Her persona was delicious, silly; sexy, in the most obvious, girlish way; lush and spilling out of her gowns. Would the public have accepted a mature, elegant Marilyn? She was trying out that image a bit, before her death at 36. (Bert Stern’s fabulous fashion pics in Vogue, for example.)
But let’s not think of her unhappy death or “what might have been” — what’s the point? — but rather recall the delightful work she left us, and what more there is of her to be discovered.

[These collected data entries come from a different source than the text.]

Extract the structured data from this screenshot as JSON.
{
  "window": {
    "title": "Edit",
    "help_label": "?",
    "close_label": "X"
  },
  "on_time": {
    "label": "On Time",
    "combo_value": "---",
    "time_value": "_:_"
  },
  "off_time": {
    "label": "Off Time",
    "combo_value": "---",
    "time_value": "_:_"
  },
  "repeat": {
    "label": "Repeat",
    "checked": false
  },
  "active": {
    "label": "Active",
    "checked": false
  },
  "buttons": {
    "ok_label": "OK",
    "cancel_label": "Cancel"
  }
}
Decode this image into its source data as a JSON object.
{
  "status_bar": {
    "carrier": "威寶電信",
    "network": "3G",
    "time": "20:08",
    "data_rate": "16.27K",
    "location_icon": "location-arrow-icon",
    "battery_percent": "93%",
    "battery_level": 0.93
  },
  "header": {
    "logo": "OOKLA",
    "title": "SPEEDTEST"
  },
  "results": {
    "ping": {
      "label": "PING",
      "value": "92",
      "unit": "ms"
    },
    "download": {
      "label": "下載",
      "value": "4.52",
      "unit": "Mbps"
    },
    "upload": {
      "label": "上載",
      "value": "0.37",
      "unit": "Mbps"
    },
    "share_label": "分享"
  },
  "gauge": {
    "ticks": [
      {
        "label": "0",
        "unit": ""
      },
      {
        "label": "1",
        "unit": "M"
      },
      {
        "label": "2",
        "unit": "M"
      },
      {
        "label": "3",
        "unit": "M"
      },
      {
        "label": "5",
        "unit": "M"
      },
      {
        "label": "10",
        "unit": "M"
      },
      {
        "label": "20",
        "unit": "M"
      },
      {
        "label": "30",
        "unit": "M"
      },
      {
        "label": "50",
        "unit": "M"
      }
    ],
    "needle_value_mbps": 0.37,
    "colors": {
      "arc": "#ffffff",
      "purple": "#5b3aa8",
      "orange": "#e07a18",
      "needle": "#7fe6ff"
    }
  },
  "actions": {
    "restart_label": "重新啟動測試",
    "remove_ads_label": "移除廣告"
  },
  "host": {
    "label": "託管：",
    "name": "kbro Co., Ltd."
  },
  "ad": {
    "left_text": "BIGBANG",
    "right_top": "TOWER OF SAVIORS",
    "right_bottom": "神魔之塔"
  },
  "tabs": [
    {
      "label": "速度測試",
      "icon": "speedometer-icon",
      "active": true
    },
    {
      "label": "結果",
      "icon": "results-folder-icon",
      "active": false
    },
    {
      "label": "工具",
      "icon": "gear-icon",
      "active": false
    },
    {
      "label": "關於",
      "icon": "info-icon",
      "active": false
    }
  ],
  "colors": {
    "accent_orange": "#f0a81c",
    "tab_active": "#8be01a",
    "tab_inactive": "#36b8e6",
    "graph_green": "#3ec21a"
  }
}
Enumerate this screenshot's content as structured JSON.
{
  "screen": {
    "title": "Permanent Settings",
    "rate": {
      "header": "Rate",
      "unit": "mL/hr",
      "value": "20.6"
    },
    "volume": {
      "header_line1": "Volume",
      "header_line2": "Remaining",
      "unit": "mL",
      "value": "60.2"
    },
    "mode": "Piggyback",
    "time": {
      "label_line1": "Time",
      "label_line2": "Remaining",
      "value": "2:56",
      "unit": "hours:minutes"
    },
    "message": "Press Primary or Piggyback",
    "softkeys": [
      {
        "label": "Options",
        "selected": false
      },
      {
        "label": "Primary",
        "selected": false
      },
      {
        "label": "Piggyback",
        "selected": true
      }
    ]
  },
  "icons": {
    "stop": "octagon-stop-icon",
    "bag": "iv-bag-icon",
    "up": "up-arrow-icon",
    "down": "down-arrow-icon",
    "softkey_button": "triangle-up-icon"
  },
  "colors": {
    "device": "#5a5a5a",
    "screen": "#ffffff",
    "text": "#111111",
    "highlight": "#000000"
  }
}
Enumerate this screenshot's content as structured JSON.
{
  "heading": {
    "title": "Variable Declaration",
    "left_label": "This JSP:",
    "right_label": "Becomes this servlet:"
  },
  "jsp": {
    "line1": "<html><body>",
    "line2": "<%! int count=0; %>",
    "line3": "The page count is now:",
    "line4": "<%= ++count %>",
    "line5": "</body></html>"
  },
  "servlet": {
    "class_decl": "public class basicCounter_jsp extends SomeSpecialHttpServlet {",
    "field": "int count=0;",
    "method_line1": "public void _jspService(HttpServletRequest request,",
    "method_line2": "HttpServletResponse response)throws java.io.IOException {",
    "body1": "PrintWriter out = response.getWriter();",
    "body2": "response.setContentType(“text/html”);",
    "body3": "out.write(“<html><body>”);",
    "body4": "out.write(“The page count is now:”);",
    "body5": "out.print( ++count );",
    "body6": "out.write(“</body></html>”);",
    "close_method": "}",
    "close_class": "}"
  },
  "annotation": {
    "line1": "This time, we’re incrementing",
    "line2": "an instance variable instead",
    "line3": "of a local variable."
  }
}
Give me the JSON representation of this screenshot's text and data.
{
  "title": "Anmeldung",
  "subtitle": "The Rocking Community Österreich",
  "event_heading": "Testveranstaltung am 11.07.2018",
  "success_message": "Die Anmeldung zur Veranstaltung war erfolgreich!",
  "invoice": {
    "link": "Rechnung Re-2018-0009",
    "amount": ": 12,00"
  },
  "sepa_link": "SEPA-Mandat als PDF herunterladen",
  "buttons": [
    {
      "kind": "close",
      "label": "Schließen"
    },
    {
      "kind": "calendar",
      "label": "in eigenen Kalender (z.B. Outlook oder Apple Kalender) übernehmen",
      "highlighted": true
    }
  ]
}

Years ago I led the search for the footage from Marilyn’s uncompleted movie “Something’s Got To Give,” which included her famous nude swim scene. I knew more than 2 minutes had been filmed, as 20th Century Fox insisted. (Fox had fired her from the film, so they were not interested in saying anything that put her in a good light, dead or not!) I felt it was film history, going to waste. And in fact, in turned out there were hours of Marilyn, performing coherently and looking ravishing, in and out of the swimming pool.
Now I hear that there is a search for new MM footage… scenes deleted from classics such as “Niagara” “Gentlemen Prefer Blondes” “The Seven Year Itch” “Bus Stop” and more “Something’s Got to Give” film! (costume tests in her bikini.) A documentary is being planned. Incredible! Gone nearly 50 years, Marilyn still stirs more interest than most living stars.